# WDF_Violation - Win 10



## Pudge (Apr 1, 2019)

Has anyone encounted an issue with Texas Instruments Firewire cards and Win 10, causing WDF_Violation Blue Screens?

Having trouble getting to the bottom of why my machine has started doing this, doesn't appear to be related to hardware faliure. All the internals seem to pass hardware tests. So I'm guessing it's a driver confilct somewhere.


----------



## dzilizzi (Apr 1, 2019)

Did you try updating the driver? I've had issues with my Scarlett - which technically isn't an internal card - and updating drivers helped.


----------



## Pudge (Apr 1, 2019)

dzilizzi said:


> Did you try updating the driver? I've had issues with my Scarlett - which technically isn't an internal card - and updating drivers helped.



Well my old machine (that this happening to) is using a PCI card for firewire ports, then connecting the interface too that. Interface drivers are the latest, but I can't seem to find any recent / legacy drivers for the PCI card.


----------



## dzilizzi (Apr 1, 2019)

That is why I didn't update a few of my older machines to 10. The first I did was not happy and it was a newer one. I'm not sure firewire is really supported anymore. Sorry, I'm not much more help. You might want to try posting over on Gearslutz computer thread if you don't get anyone else here. https://www.gearslutz.com/board/music-computers/


----------



## Pudge (Apr 4, 2019)

dzilizzi said:


> That is why I didn't update a few of my older machines to 10. The first I did was not happy and it was a newer one. I'm not sure firewire is really supported anymore. Sorry, I'm not much more help. You might want to try posting over on Gearslutz computer thread if you don't get anyone else here. https://www.gearslutz.com/board/music-computers/



Thanks for the link. Today I've been stuck in boot loops with 3 different error codes related to RAM. Funny thinig is, after pulling the DIMS out and testing it on other rigs, it's all fine. The actual cause of my issue (after removing thigns one by one) was the PCI Firewire card itself. Soon as I pulled it out, everything was OK.
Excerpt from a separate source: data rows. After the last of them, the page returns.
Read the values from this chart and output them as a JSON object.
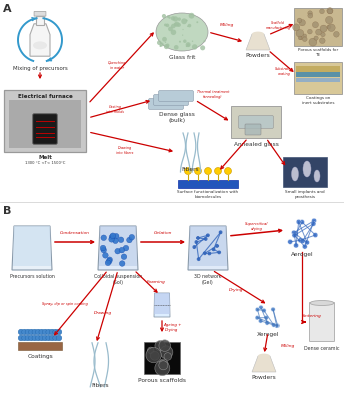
{
  "bg_color": "#ffffff",
  "arrow_color": "#cc0000",
  "blue_color": "#3399cc",
  "text_dark": "#333333",
  "text_red": "#cc0000",
  "panel_A": "A",
  "panel_B": "B",
  "mixing_label": "Mixing of precursors",
  "furnace_label": "Electrical furnace",
  "melt_label": "Melt",
  "melt_temp": "1300 °C <T< 1500°C",
  "glass_frit_label": "Glass frit",
  "dense_glass_label": "Dense glass\n(bulk)",
  "fibers_a_label": "Fibers",
  "powders_a_label": "Powders",
  "annealed_label": "Annealed glass",
  "scaffold_label": "Porous scaffolds for\nTE",
  "coatings_a_label": "Coatings on\ninert substrates",
  "surface_label": "Surface functionalization with\nbiomolecules",
  "implants_label": "Small implants and\nprosthesis",
  "quenching_label": "Quenching\nin water",
  "casting_label": "Casting\ninto molds",
  "drawing_a_label": "Drawing\ninto fibers",
  "milling_a_label": "Milling",
  "scaffold_mfg_label": "Scaffold\nmanufacturing",
  "substrate_label": "Substrates\ncoating",
  "thermal_label": "Thermal treatment\n(annealing)",
  "precursors_label": "Precursors solution",
  "colloid_label": "Colloidal suspension\n(Sol)",
  "network_label": "3D network\n(Gel)",
  "aerogel_label": "Aerogel",
  "xerogel_label": "Xerogel",
  "powders_b_label": "Powders",
  "dense_ceramic_label": "Dense ceramic",
  "coatings_b_label": "Coatings",
  "fibers_b_label": "Fibers",
  "porous_label": "Porous scaffolds",
  "condensation_label": "Condensation",
  "gelation_label": "Gelation",
  "supercritical_label": "Supercritical\ndrying",
  "drying_label": "Drying",
  "sintering_label": "Sintering",
  "milling_b_label": "Milling",
  "spray_label": "Spray, dip or spin coating",
  "drawing_b_label": "Drawing",
  "foaming_label": "Foaming",
  "ageing_label": "Ageing +\nDrying"
}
Win 10 latest framework build has a driver compatability issue with the PCI and with there being no compatible driver by TI for it, the card becomes useless. Looks like I'm going to have to slap windows 7 on... What a pain.
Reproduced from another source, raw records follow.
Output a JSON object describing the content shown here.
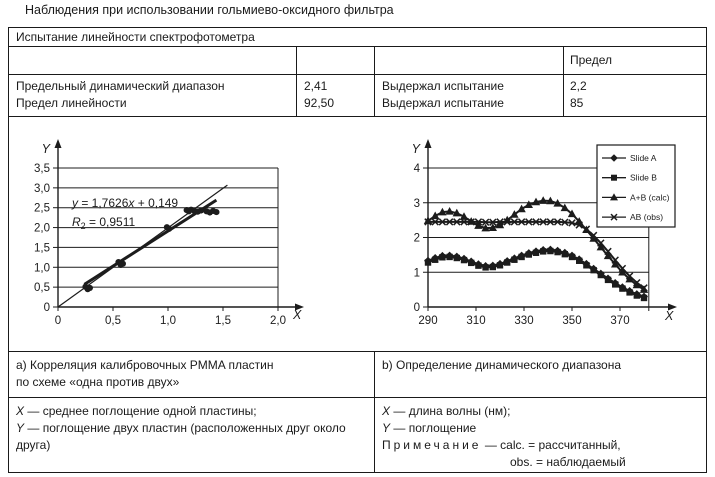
{
  "document_title": "Наблюдения при использовании гольмиево-оксидного фильтра",
  "ink_color": "#1c1c1c",
  "table": {
    "header": "Испытание линейности спектрофотометра",
    "limit_column_header": "Предел",
    "rows": [
      {
        "parameter": "Предельный динамический диапазон",
        "value": "2,41",
        "result": "Выдержал испытание",
        "limit": "2,2"
      },
      {
        "parameter": "Предел линейности",
        "value": "92,50",
        "result": "Выдержал испытание",
        "limit": "85"
      }
    ]
  },
  "captions": {
    "a": "a) Корреляция калибровочных PMMA пластин\nпо схеме «одна против двух»",
    "b": "b) Определение динамического диапазона"
  },
  "axis_notes": {
    "left": {
      "x_var": "X",
      "x_desc": "— среднее поглощение одной пластины;",
      "y_var": "Y",
      "y_desc": "— поглощение двух пластин (расположенных друг около друга)"
    },
    "right": {
      "x_var": "X",
      "x_desc": "— длина волны (нм);",
      "y_var": "Y",
      "y_desc": "— поглощение",
      "note_label": "Примечание",
      "note_calc": "— calc. = рассчитанный,",
      "note_obs": "obs. = наблюдаемый"
    }
  },
  "chart_data": [
    {
      "type": "scatter",
      "name": "calibration-correlation",
      "xlabel": "X",
      "ylabel": "Y",
      "xlim": [
        0,
        2.0
      ],
      "ylim": [
        0,
        3.5
      ],
      "grid": "horizontal",
      "xticks": [
        {
          "v": 0,
          "t": "0"
        },
        {
          "v": 0.5,
          "t": "0,5"
        },
        {
          "v": 1.0,
          "t": "1,0"
        },
        {
          "v": 1.5,
          "t": "1,5"
        },
        {
          "v": 2.0,
          "t": "2,0"
        }
      ],
      "yticks": [
        {
          "v": 0,
          "t": "0"
        },
        {
          "v": 0.5,
          "t": "0,5"
        },
        {
          "v": 1.0,
          "t": "1,0"
        },
        {
          "v": 1.5,
          "t": "1,5"
        },
        {
          "v": 2.0,
          "t": "2,0"
        },
        {
          "v": 2.5,
          "t": "2,5"
        },
        {
          "v": 3.0,
          "t": "3,0"
        },
        {
          "v": 3.5,
          "t": "3,5"
        }
      ],
      "points": [
        [
          0.25,
          0.51
        ],
        [
          0.27,
          0.45
        ],
        [
          0.29,
          0.48
        ],
        [
          0.55,
          1.13
        ],
        [
          0.57,
          1.06
        ],
        [
          0.59,
          1.09
        ],
        [
          0.99,
          2.01
        ],
        [
          1.01,
          1.97
        ],
        [
          1.17,
          2.44
        ],
        [
          1.19,
          2.41
        ],
        [
          1.21,
          2.45
        ],
        [
          1.24,
          2.42
        ],
        [
          1.27,
          2.4
        ],
        [
          1.3,
          2.43
        ],
        [
          1.35,
          2.41
        ],
        [
          1.38,
          2.38
        ],
        [
          1.41,
          2.42
        ],
        [
          1.44,
          2.39
        ]
      ],
      "fit_line": {
        "x1": 0.24,
        "y1": 0.57,
        "x2": 1.44,
        "y2": 2.69
      },
      "reference_line": {
        "x1": 0,
        "y1": 0,
        "x2": 1.54,
        "y2": 3.07
      },
      "equation": {
        "y_var": "y",
        "mid": " = 1,7626",
        "x_var": "x",
        "tail": " + 0,149"
      },
      "r_label": {
        "base": "R",
        "sub": "2",
        "rest": " = 0,9511"
      }
    },
    {
      "type": "line",
      "name": "dynamic-range",
      "xlabel": "X",
      "ylabel": "Y",
      "xlim": [
        290,
        382
      ],
      "ylim": [
        0,
        4
      ],
      "grid": "horizontal",
      "legend_position": "top-right",
      "xticks": [
        {
          "v": 290,
          "t": "290"
        },
        {
          "v": 310,
          "t": "310"
        },
        {
          "v": 330,
          "t": "330"
        },
        {
          "v": 350,
          "t": "350"
        },
        {
          "v": 370,
          "t": "370"
        }
      ],
      "yticks": [
        {
          "v": 0,
          "t": "0"
        },
        {
          "v": 1,
          "t": "1"
        },
        {
          "v": 2,
          "t": "2"
        },
        {
          "v": 3,
          "t": "3"
        },
        {
          "v": 4,
          "t": "4"
        }
      ],
      "x": [
        290,
        293,
        296,
        299,
        302,
        305,
        308,
        311,
        314,
        317,
        320,
        323,
        326,
        329,
        332,
        335,
        338,
        341,
        344,
        347,
        350,
        353,
        356,
        359,
        362,
        365,
        368,
        371,
        374,
        377,
        380
      ],
      "series": [
        {
          "name": "Slide A",
          "marker": "diamond",
          "values": [
            1.33,
            1.41,
            1.47,
            1.48,
            1.45,
            1.39,
            1.31,
            1.23,
            1.18,
            1.19,
            1.24,
            1.32,
            1.4,
            1.48,
            1.55,
            1.6,
            1.64,
            1.65,
            1.62,
            1.56,
            1.48,
            1.37,
            1.24,
            1.1,
            0.96,
            0.82,
            0.69,
            0.57,
            0.46,
            0.37,
            0.3
          ]
        },
        {
          "name": "Slide B",
          "marker": "square",
          "values": [
            1.28,
            1.36,
            1.43,
            1.44,
            1.41,
            1.35,
            1.27,
            1.19,
            1.14,
            1.15,
            1.2,
            1.28,
            1.36,
            1.44,
            1.51,
            1.56,
            1.6,
            1.61,
            1.58,
            1.52,
            1.44,
            1.33,
            1.2,
            1.06,
            0.92,
            0.78,
            0.65,
            0.53,
            0.42,
            0.33,
            0.26
          ]
        },
        {
          "name": "A+B (calc)",
          "marker": "triangle",
          "values": [
            2.48,
            2.62,
            2.73,
            2.75,
            2.7,
            2.6,
            2.46,
            2.34,
            2.27,
            2.28,
            2.36,
            2.5,
            2.66,
            2.82,
            2.94,
            3.02,
            3.06,
            3.05,
            2.98,
            2.85,
            2.68,
            2.46,
            2.22,
            1.97,
            1.72,
            1.47,
            1.23,
            1.0,
            0.8,
            0.63,
            0.5
          ]
        },
        {
          "name": "AB (obs)",
          "marker": "x",
          "values": [
            2.45,
            2.45,
            2.45,
            2.45,
            2.45,
            2.45,
            2.45,
            2.45,
            2.44,
            2.44,
            2.45,
            2.45,
            2.45,
            2.45,
            2.45,
            2.45,
            2.45,
            2.45,
            2.45,
            2.44,
            2.42,
            2.36,
            2.24,
            2.06,
            1.84,
            1.6,
            1.35,
            1.11,
            0.89,
            0.7,
            0.55
          ]
        }
      ]
    }
  ]
}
Found a usefull tool for checking drivers

Driver Easy

Let it scan your machine, it'll tell you what drivers need updating. Then you can either manually search for them online or you can pay $29 bucks for the privilage of doing it all through the software.


----------



## Pudge (Apr 4, 2019)

Decided to do some extra testing before putting windows 7 on. Could use an Ilok to get it to crash too, just by plugging it in. Appears that Win 10 is misssing a few drivers that were present in the Aug 2nd update from years ago.


----------



## kitekrazy (Apr 4, 2019)

Pudge said:


> Thanks for the link. Today I've been stuck in boot loops with 3 different error codes related to RAM. Funny thinig is, after pulling the DIMS out and testing it on other rigs, it's all fine. The actual cause of my issue (after removing thigns one by one) was the PCI Firewire card itself. Soon as I pulled it out, everything was OK.
> 
> Win 10 latest framework build has a driver compatability issue with the PCI and with there being no compatible driver by TI for it, the card becomes useless. Looks like I'm going to have to slap windows 7 on... What a pain.
> 
> ...



Funny how the first link in googling WDF_Violation pops up for you to buy this. I tend to stay away from such apps as they can be wrong.
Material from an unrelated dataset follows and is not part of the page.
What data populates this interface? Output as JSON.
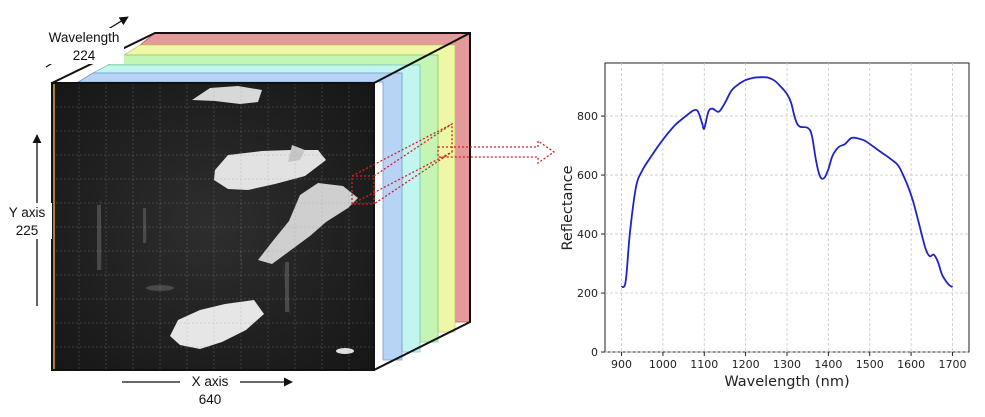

There is no information in your post as to hardware you have like the motherboard, pci card?

When did it start happening? Was it a latest Windows upgrade? 

It could be that your PCI card is failing.

If you can get it to work in Windows 7 and want to go to W10 don't do a fresh install. 

That's the problem with Windows 10 versions, sometimes they break things.

Also try Windows system file checker.

Did you look at Device Manager?

I think there was an issue will FW in Windows 8 and they released a legacy driver.


----------



## Pudge (Apr 5, 2019)

kitekrazy said:


> Funny how the first link in googling WDF_Violation pops up for you to buy this. I tend to stay away from such apps as they can be wrong.
> 
> There is no information in your post as to hardware you have like the motherboard, pci card?
> 
> ...



Tried all of the above, and using device manager to update drivers via windows sometimes will not find newer versions for particular parts even when it says they're up to date.

Sometimes 3rd party tools do a better job finding out of date drivers for old components you can't find to download anymore. That one is microsoft certified.

Its definitely from the update, march update. I have 2 spare PCI cards and both work fine. They can be seen working by the computer and healthy. The issue is when the interface communicates with the Software. The drivers fumble and cause the crash.

Tried the interface and cards on my other rig, work fine. But other rig does not have updates for Win 10 on.

Also tried using a PCI expansion card in that port and plugged some USB devices in to see if the MOBO was failing, worked absolutly fine.

Device manager shows everything is there. File checker, no issues. Everything is healthy, no bad storage or corrupt sectors, no memory failures, no PSU isses, checked for loose connections, flashed the BIOs. Turned off any power saving options etc...

Its a bloody weird issue, maybe the update has not applied correcctly. But I find it strange that even after re-installing Win10 it still does the same thing. As mentioned above, it also affects affected the iLOK (gen 1). Ensure pace software service is running and the manager is running as admin and uptodate. Plug iLOK into any port and it'll reset the machine. Plug other USB devices into ports, works fine. Plug iLok into other machine, works fine.

Unfortunatly I don't have an older version of win 10 kicking about to try a another install with to check. Reminds me of a previous Win 10 update which never worked and would be stuck at 99%. I think the workaround for that one was to do some folder editing and download a separate tool to download the iso...Anyway I'd avoid this update like the plague, its fishy.


----------